Artificial intelligence-based detection of paediatric appendicular skeletal fractures: performance and limitations for common fracture types and locations
Irmhild Altmann-Schneider,Christian J Kellenberger,Sarah-Maria Pistorius,Camilla Saladin,Debora Schäfer,Nidanur Arslan,Hanna L Fischer,Michelle Seiler
DOI: https://doi.org/10.1007/s00247-023-05822-3
Abstract:Background: Research into artificial intelligence (AI)-based fracture detection in children is scarce and has disregarded the detection of indirect fracture signs and dislocations.
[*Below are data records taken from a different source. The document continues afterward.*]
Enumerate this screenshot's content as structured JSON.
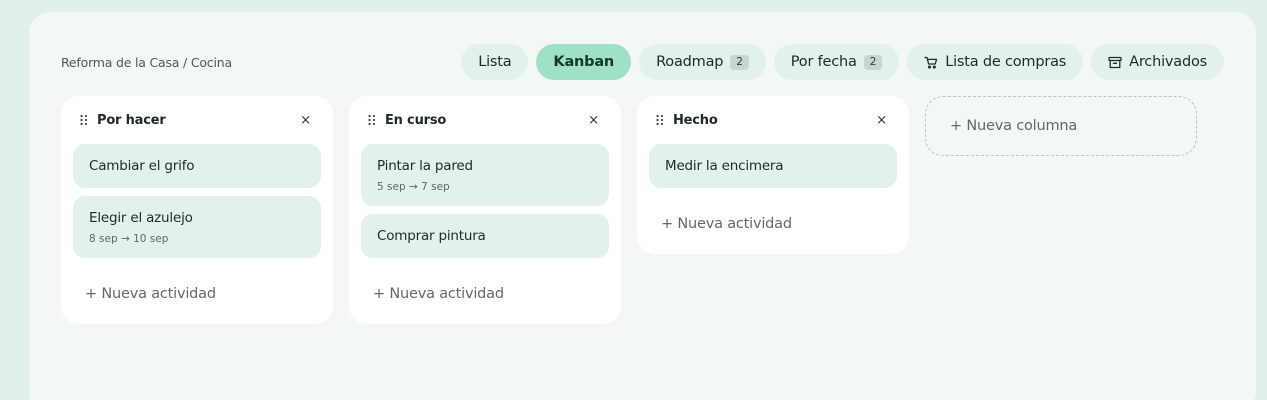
{
  "breadcrumb": "Reforma de la Casa / Cocina",
  "tabs": [
    {
      "label": "Lista",
      "badge": null,
      "icon": null,
      "active": false
    },
    {
      "label": "Kanban",
      "badge": null,
      "icon": null,
      "active": true
    },
    {
      "label": "Roadmap",
      "badge": "2",
      "icon": null,
      "active": false
    },
    {
      "label": "Por fecha",
      "badge": "2",
      "icon": null,
      "active": false
    },
    {
      "label": "Lista de compras",
      "badge": null,
      "icon": "cart-icon",
      "active": false
    },
    {
      "label": "Archivados",
      "badge": null,
      "icon": "archive-icon",
      "active": false
    }
  ],
  "columns": [
    {
      "title": "Por hacer",
      "cards": [
        {
          "title": "Cambiar el grifo",
          "date": null
        },
        {
          "title": "Elegir el azulejo",
          "date": "8 sep → 10 sep"
        }
      ]
    },
    {
      "title": "En curso",
      "cards": [
        {
          "title": "Pintar la pared",
          "date": "5 sep → 7 sep"
        },
        {
          "title": "Comprar pintura",
          "date": null
        }
      ]
    },
    {
      "title": "Hecho",
      "cards": [
        {
          "title": "Medir la encimera",
          "date": null
        }
      ]
    }
  ],
  "labels": {
    "new_activity": "+ Nueva actividad",
    "new_column": "+ Nueva columna",
    "close": "×"
  },
  "colors": {
    "background": "#e2f0ea",
    "panel": "#f3f8f5",
    "active_tab": "#9fe1c5",
    "card": "#e2f2eb"
  }
}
Objective: To assess the diagnostic accuracy of an existing AI-tool for the detection of fractures, indirect fracture signs, and dislocations. Materials and methods: An AI software, BoneView (Gleamer, Paris, France), was assessed for diagnostic accuracy of fracture detection using paediatric radiology consensus diagnoses as reference. Radiographs from a single emergency department were enrolled retrospectively going back from December 2021, limited to 1,000 radiographs per body part. Enrolment criteria were as follows: suspected fractures of the forearm, lower leg, or elbow; age 0-18 years; and radiographs in at least two projections. Results: Lower leg radiographs showed 607 fractures. Sensitivity, specificity, positive predictive value (PPV), and negative predictive value (NPV) were high (87.5%, 87.5%, 98.3%, 98.3%, respectively). Detection rate was low for toddler's fractures, trampoline fractures, and proximal tibial Salter-Harris-II fractures. Forearm radiographs showed 1,137 fractures. Sensitivity, specificity, PPV, and NPV were high (92.9%, 98.1%, 98.4%, 91.7%, respectively). Radial and ulnar bowing fractures were not reliably detected (one out of 11 radial bowing fractures and zero out of seven ulnar bowing fractures were correctly detected). Detection rate was low for styloid process avulsions, proximal radial buckle, and complete olecranon fractures. Elbow radiographs showed 517 fractures. Sensitivity and NPV were moderate (80.5%, 84.7%, respectively). Specificity and PPV were high (94.9%, 93.3%, respectively). For joint effusion, sensitivity, specificity, PPV, and NPV were moderate (85.1%, 85.7%, 89.5%, 80%, respectively). For elbow dislocations, sensitivity and PPV were low (65.8%, 50%, respectively). Specificity and NPV were high (97.7%, 98.8%, respectively). Conclusions: The diagnostic performance of BoneView is promising for forearm and lower leg fractures. However, improvement is mandatory before clinicians can rely solely on AI-based paediatric fracture detection using this software.